Hier im Bild sind die Samenkapseln noch verschlossen und strahlen in ihrer gleichmäßigen rhythmischen Anordnung Ruhe aus, aber Samen
sind die Kraftzentren der Natur. In ihnen sammelt sich eine geballte Energie, die irgendwann aufbricht, um das Leben sozusagen herauszulassen.
Das Bild des „Samens“ mit seiner Symbolkraft wird im kirchlichen Kontext immer wieder aufgegriffen. Also auch hier ist das Werk „Samenkapseln“ von der Künstlerin, ähnlich wie das Motiv des Ginkgoblattes, sinnvoll und überzeugend für eine Ausstellung in der Kirche gewählt.
  
Und hier schließt sich der Kreis:

Unser gemeinsamer kleiner Rundgang durch den „Bildergarten“ der Künstlerin Ina Jenzelewski findet sein Ende.

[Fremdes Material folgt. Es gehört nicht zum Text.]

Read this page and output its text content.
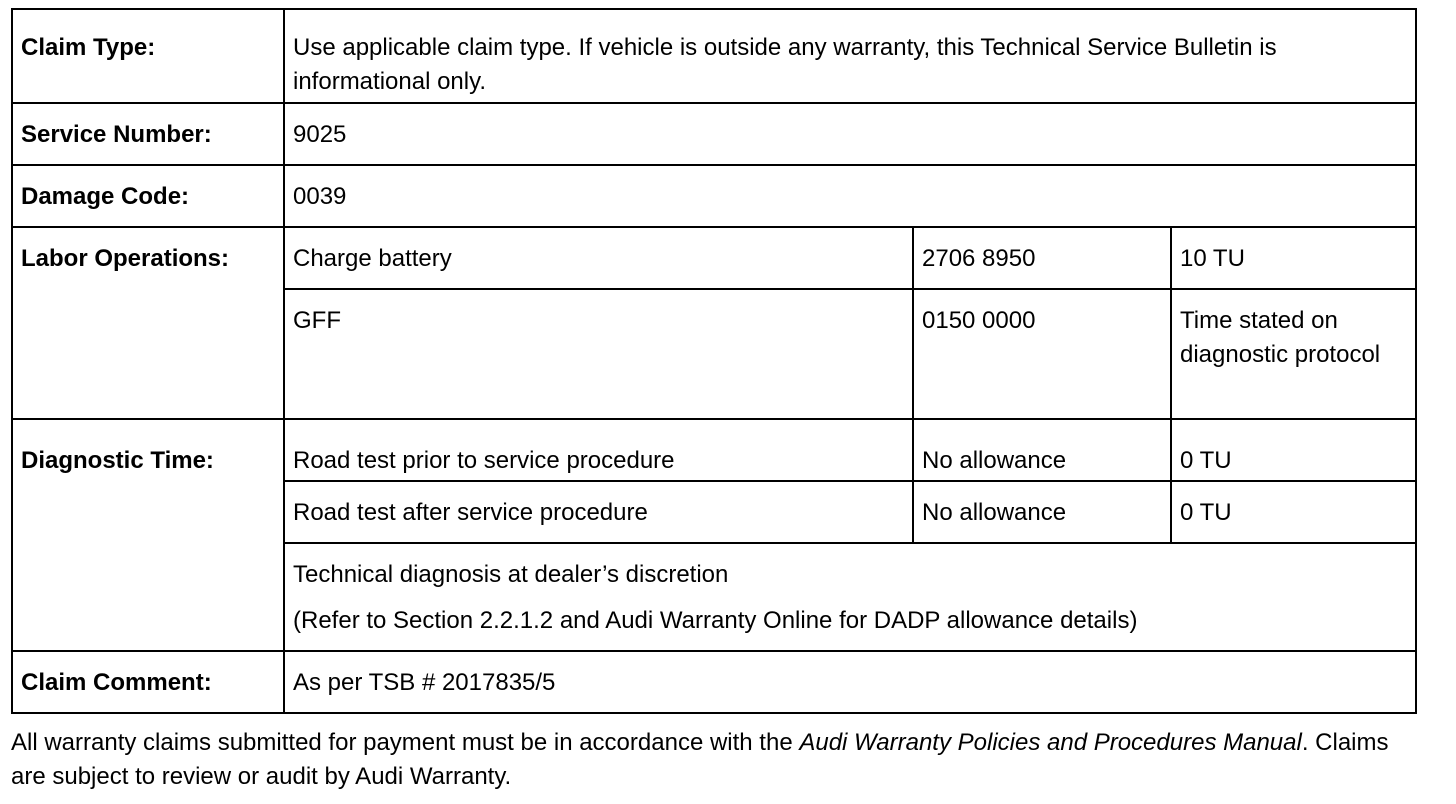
Claim Type:	Use applicable claim type. If vehicle is outside any warranty, this Technical Service Bulletin is informational only.		
Service Number:	9025		
Damage Code:	0039		
Labor Operations:	Charge battery	2706 8950	10 TU
	GFF	0150 0000	Time stated on diagnostic protocol
Diagnostic Time:	Road test prior to service procedure	No allowance	0 TU
	Road test after service procedure	No allowance	0 TU

	Technical diagnosis at dealer’s discretion
(Refer to Section 2.2.1.2 and Audi Warranty Online for DADP allowance details)		

Claim Comment:	As per TSB # 2017835/5		
All warranty claims submitted for payment must be in accordance with the Audi Warranty Policies and Procedures Manual. Claims are subject to review or audit by Audi Warranty.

Wir haben uns aufgehalten in einem Raum des Wachsens, Gedeihens und Vergehens, der lauten und leisen Farbklänge, der Ruhe und Bewegung. Mondbäume und Nebelschwaden haben unseren Gang verzaubert. 

Nun dürfen Sie sich noch einmal ohne meine Begleitung Ihren Weg suchen und ich hoffe, dass das Vorgetragene noch etwas in ihnen nachklingt.